By Amy West | April 16, 2014
The Thomson-Reuters Data Citation Index (DCI) has been up and running for just over a year. The University of Minnesota (UMN) had a trial of the database when the DCI first launched, but because so little of the database was populated at that time, it was hard to assess it completely. We felt that after a year, it would be worthwhile to revisit it. The initial annual subscrption prices were significant. The UMN’s initial quote in late 2012 was over $20,000/year. Like many universities, when we consider new acquisitions, it’s always in light of what we’d have to cancel since at best, our budgets remain flat. Therefore, a potential new acquisition has to not just be good, but a better use of our funds than what we already have.
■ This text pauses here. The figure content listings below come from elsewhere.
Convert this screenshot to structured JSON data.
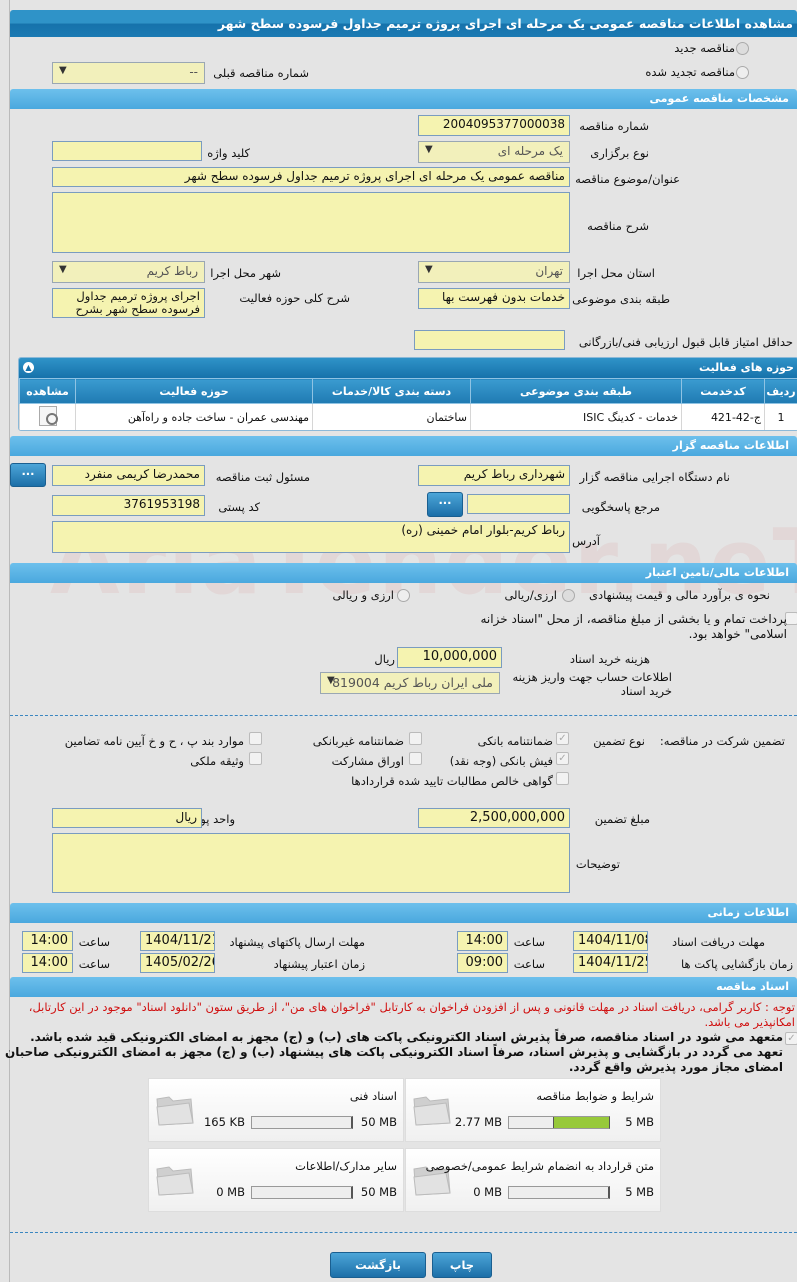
{
  "title": "مشاهده اطلاعات مناقصه عمومی یک مرحله ای اجرای پروژه ترمیم جداول فرسوده سطح شهر",
  "watermark": "AriaTender.neT",
  "tender_type": {
    "new_label": "مناقصه جدید",
    "renewed_label": "مناقصه تجدید شده",
    "selected": "new",
    "prev_number_label": "شماره مناقصه قبلی",
    "prev_number_value": "--"
  },
  "general": {
    "header": "مشخصات مناقصه عمومی",
    "number_label": "شماره مناقصه",
    "number_value": "2004095377000038",
    "holding_type_label": "نوع برگزاری",
    "holding_type_value": "یک مرحله ای",
    "keyword_label": "کلید واژه",
    "keyword_value": "",
    "subject_label": "عنوان/موضوع مناقصه",
    "subject_value": "مناقصه عمومی یک مرحله ای اجرای پروژه ترمیم جداول فرسوده سطح شهر",
    "description_label": "شرح مناقصه",
    "description_value": "",
    "province_label": "استان محل اجرا",
    "province_value": "تهران",
    "city_label": "شهر محل اجرا",
    "city_value": "رباط کریم",
    "category_label": "طبقه بندی موضوعی",
    "category_value": "خدمات بدون فهرست بها",
    "scope_label": "شرح کلی حوزه فعالیت",
    "scope_value": "اجرای پروژه ترمیم جداول فرسوده سطح شهر بشرح",
    "min_score_label": "حداقل امتیاز قابل قبول ارزیابی فنی/بازرگانی",
    "min_score_value": ""
  },
  "activities": {
    "header": "حوزه های فعالیت",
    "columns": [
      "ردیف",
      "کدخدمت",
      "طبقه بندی موضوعی",
      "دسته بندی کالا/خدمات",
      "حوزه فعالیت",
      "مشاهده"
    ],
    "rows": [
      {
        "index": "1",
        "code": "ج-42-421",
        "category": "خدمات - کدینگ ISIC",
        "group": "ساختمان",
        "field": "مهندسی عمران - ساخت جاده و راه‌آهن"
      }
    ]
  },
  "organizer": {
    "header": "اطلاعات مناقصه گزار",
    "org_label": "نام دستگاه اجرایی مناقصه گزار",
    "org_value": "شهرداری رباط کریم",
    "officer_label": "مسئول ثبت مناقصه",
    "officer_value": "محمدرضا کریمی منفرد",
    "ref_label": "مرجع پاسخگویی",
    "ref_value": "",
    "postal_label": "کد پستی",
    "postal_value": "3761953198",
    "address_label": "آدرس",
    "address_value": "رباط کریم-بلوار امام خمینی (ره)",
    "more_button": "..."
  },
  "finance": {
    "header": "اطلاعات مالی/تامین اعتبار",
    "estimate_label": "نحوه ی برآورد مالی و قیمت پیشنهادی",
    "opt1": "ارزی/ریالی",
    "opt2": "ارزی و ریالی",
    "treasury_text": "پرداخت تمام و یا بخشی از مبلغ مناقصه، از محل \"اسناد خزانه اسلامی\" خواهد بود.",
    "doc_fee_label": "هزینه خرید اسناد",
    "doc_fee_value": "10,000,000",
    "doc_fee_unit": "ریال",
    "account_label": "اطلاعات حساب جهت واریز هزینه خرید اسناد",
    "account_value": "ملی ایران رباط کریم 819004"
  },
  "guarantee": {
    "label": "تضمین شرکت در مناقصه:",
    "type_label": "نوع تضمین",
    "options": [
      {
        "label": "ضمانتنامه بانکی",
        "checked": true
      },
      {
        "label": "ضمانتنامه غیربانکی",
        "checked": false
      },
      {
        "label": "موارد بند پ ، ح و خ آیین نامه تضامین",
        "checked": false
      },
      {
        "label": "فیش بانکی (وجه نقد)",
        "checked": true
      },
      {
        "label": "اوراق مشارکت",
        "checked": false
      },
      {
        "label": "وثیقه ملکی",
        "checked": false
      },
      {
        "label": "گواهی خالص مطالبات تایید شده قراردادها",
        "checked": false
      }
    ],
    "amount_label": "مبلغ تضمین",
    "amount_value": "2,500,000,000",
    "currency_label": "واحد پول",
    "currency_value": "ریال",
    "notes_label": "توضیحات",
    "notes_value": ""
  },
  "timing": {
    "header": "اطلاعات زمانی",
    "time_label": "ساعت",
    "doc_receive_label": "مهلت دریافت اسناد",
    "doc_receive_date": "1404/11/08",
    "doc_receive_time": "14:00",
    "submit_label": "مهلت ارسال پاکتهای پیشنهاد",
    "submit_date": "1404/11/21",
    "submit_time": "14:00",
    "opening_label": "زمان بازگشایی پاکت ها",
    "opening_date": "1404/11/25",
    "opening_time": "09:00",
    "validity_label": "زمان اعتبار پیشنهاد",
    "validity_date": "1405/02/26",
    "validity_time": "14:00"
  },
  "documents": {
    "header": "اسناد مناقصه",
    "notice": "توجه : کاربر گرامی، دریافت اسناد در مهلت قانونی و پس از افزودن فراخوان به کارتابل \"فراخوان های من\"، از طریق ستون \"دانلود اسناد\" موجود در این کارتابل، امکانپذیر می باشد.",
    "commitment": "متعهد می شود در اسناد مناقصه، صرفاً پذیرش اسناد الکترونیکی پاکت های (ب) و (ج) مجهز به امضای الکترونیکی قید شده باشد. تعهد می گردد در بازگشایی و پذیرش اسناد، صرفاً اسناد الکترونیکی پاکت های پیشنهاد (ب) و (ج) مجهز به امضای الکترونیکی صاحبان امضای مجاز مورد پذیرش واقع گردد.",
    "commitment_checked": true,
    "files": [
      {
        "title": "شرایط و ضوابط مناقصه",
        "used": "2.77 MB",
        "max": "5 MB",
        "fraction": 0.554
      },
      {
        "title": "اسناد فنی",
        "used": "165 KB",
        "max": "50 MB",
        "fraction": 0.003
      },
      {
        "title": "متن قرارداد به انضمام شرایط عمومی/خصوصی",
        "used": "0 MB",
        "max": "5 MB",
        "fraction": 0
      },
      {
        "title": "سایر مدارک/اطلاعات",
        "used": "0 MB",
        "max": "50 MB",
        "fraction": 0
      }
    ]
  },
  "buttons": {
    "print": "چاپ",
    "back": "بازگشت"
  },
  "colors": {
    "header_dark": "#1b7ab3",
    "header_light": "#5ab4e5",
    "input_bg": "#f5f3b0",
    "progress": "#97c93a",
    "notice": "#d01010"
  }
}
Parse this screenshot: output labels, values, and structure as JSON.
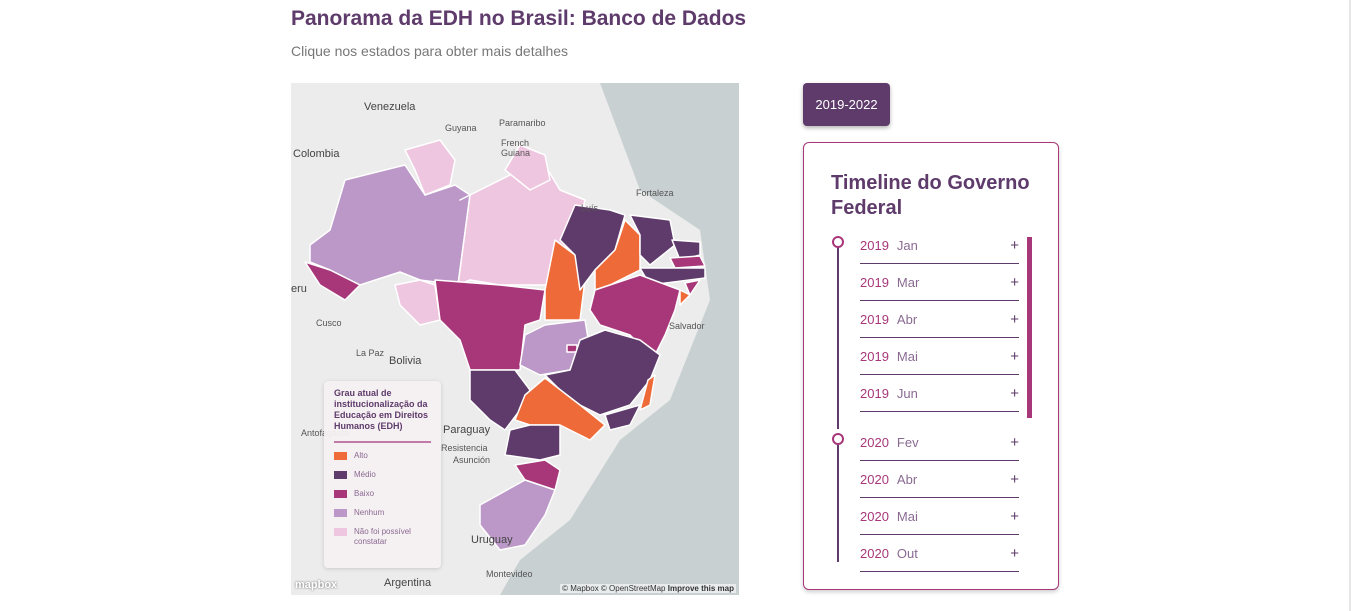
{
  "header": {
    "title": "Panorama da EDH no Brasil: Banco de Dados",
    "subtitle": "Clique nos estados para obter mais detalhes"
  },
  "map": {
    "labels": [
      "Venezuela",
      "Guyana",
      "Paramaribo",
      "French Guiana",
      "Colombia",
      "eru",
      "Bolivia",
      "La Paz",
      "Cusco",
      "Paraguay",
      "Resistencia",
      "Uruguay",
      "Montevideo",
      "Argentina",
      "Salvador",
      "Fortaleza",
      "Luís",
      "Asunción",
      "Antofagasta"
    ],
    "legend": {
      "title": "Grau atual de institucionalização da Educação em Direitos Humanos (EDH)",
      "items": [
        {
          "label": "Alto",
          "color": "#ee6a38"
        },
        {
          "label": "Médio",
          "color": "#5e3b6b"
        },
        {
          "label": "Baixo",
          "color": "#a8377a"
        },
        {
          "label": "Nenhum",
          "color": "#bc98c8"
        },
        {
          "label": "Não foi possível constatar",
          "color": "#efc6df"
        }
      ]
    },
    "attribution": "© Mapbox © OpenStreetMap",
    "improve": "Improve this map",
    "logo": "mapbox"
  },
  "period_button": "2019-2022",
  "timeline": {
    "title": "Timeline do Governo Federal",
    "items": [
      {
        "year": "2019",
        "month": "Jan"
      },
      {
        "year": "2019",
        "month": "Mar"
      },
      {
        "year": "2019",
        "month": "Abr"
      },
      {
        "year": "2019",
        "month": "Mai"
      },
      {
        "year": "2019",
        "month": "Jun"
      },
      {
        "year": "2020",
        "month": "Fev"
      },
      {
        "year": "2020",
        "month": "Abr"
      },
      {
        "year": "2020",
        "month": "Mai"
      },
      {
        "year": "2020",
        "month": "Out"
      }
    ],
    "expand": "+"
  }
}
What makes the DCI interesting is that puts datasets and journal literature into a single platform, namely Thomson-Reuter’s Web of Science (WoS). Within the overall WoS, there is a core collection that constitutes the default search for subscribers. We know from our own statistics as well as vendor supplied statistics that our users do indeed go to WoS. We know that there is use of specialized databases for datasets like ICPSR’s archive, but the volume of use is much lower. If we had a single tool that made it easy for researchers to just search - without having to worry about what they’re searching - we believe that we’d see an increase in use of datasets as primary research inputs and greater acceptance of them as primary research outputs. So, that became our standard for measuring the DCI: how has Thomson-Reuters integrated DCI content into the WoS platform and is that integration strong enough to allow researchers to just search? Is the DCI part of the core collection? If not, do the links at the record level between datasets and articles provide an adequate substitute? So far, for the UMN, the answer is no, the integration isn’t strong enough to make the DCI a compelling subscription. It’s not part of the core collection nor do the links at the record level appear to be robust enough to compensate for its absence from the core collection.
All of that said, the database itself has a number of nice features and shows tremendous potential. I gathered my notes from the UMN’s first trial in late 2012 and our current trial at “Thomson Reuters Data Citation Index". They are informal notes and it’s possible I may have gotten some things wrong. Working with trial versions of databases can be difficult I welcome comments and corrections!